Il quadro degli istituti
Il territorio provinciale conta 37 istituzioni scolastiche, con 37 dirigenti scolastici titolari effettivi e tre dirigenti reggenti. Le sedi scolastiche sono 248. Tra le strutture censite figurano cinque Centri territoriali permanenti e un Centro provinciale per l’istruzione degli adulti, oltre a 23 istituti comprensivi. Sono inoltre presenti istituti professionali per l’industria e l’artigianato, istituti professionali per i servizi commerciali e turistici, istituti tecnici e licei.
Il Focus regionale indica anche 65 scuole dell’infanzia, 68 scuole primarie e 34 scuole secondarie di primo grado.

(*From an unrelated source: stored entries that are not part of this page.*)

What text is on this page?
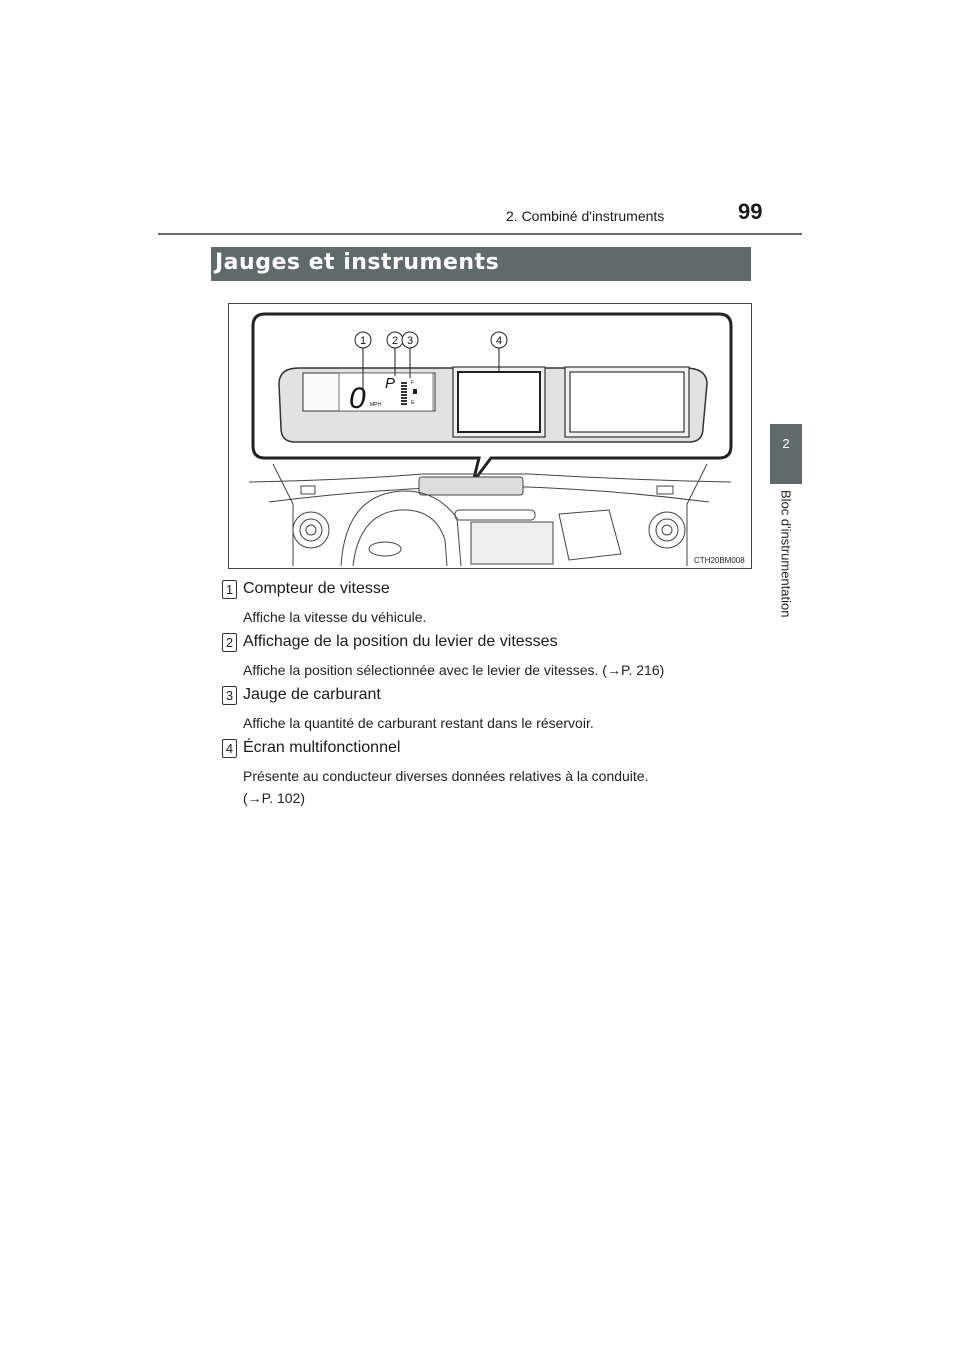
2. Combiné d'instruments	99
2
Bloc d'instrumentation
Jauges et instruments
0 MPH
P	F
E
1 2 3	4
CTH20BM008
1 Compteur de vitesse
Affiche la vitesse du véhicule.
2 Affichage de la position du levier de vitesses
Affiche la position sélectionnée avec le levier de vitesses. (→P. 216)
3 Jauge de carburant
Affiche la quantité de carburant restant dans le réservoir.
4 Écran multifonctionnel
Présente au conducteur diverses données relatives à la conduite.
(→P. 102)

L’offerta delle scuole superiori comprende un istituto magistrale, istituti tecnici agrari, commerciali, industriali, nautici e per geometri, oltre a licei artistici, classici e scientifici. Il documento fotografa così la consistenza della rete scolastica e dell’offerta formativa nella provincia di Livorno.
Il calo degli iscritti
La riduzione più consistente riguarda la scuola primaria, che registra 494 alunni in meno e una diminuzione di 15 classi. Nella scuola dell’infanzia i bambini sono 90 in meno, con sette sezioni in meno, mentre nella secondaria di primo grado il calo è di 317 studenti e quattro classi. Le scuole superiori rappresentano l’unico segmento in controtendenza, con 125 alunni in più e due classi aggiuntive.
Nel complesso, gli iscritti risultano così suddivisi: 3.701 bambini nella scuola dell’infanzia, 10.043 alunni nella primaria, 7.557 nella secondaria di primo grado e 14.736 nelle scuole superiori. Tra questi ultimi, 7.586 studenti, pari al 51,48%, frequentano un liceo; 5.315, il 36,07%, sono iscritti agli istituti tecnici e 1.835, il 12,45%, agli istituti professionali.
Il documento regionale riporta anche 2.123 alunni con disabilità, pari al 5,89% del totale provinciale, con un incremento indicato del 5,78%. La distribuzione comprende 73 bambini nella scuola dell’infanzia, 624 alunni nella primaria, 574 nella secondaria di primo grado e 852 nelle superiori. I posti di sostegno sono complessivamente 1.568: 633 in organico di diritto, 900 in deroga e 35 destinati al potenziamento del sostegno.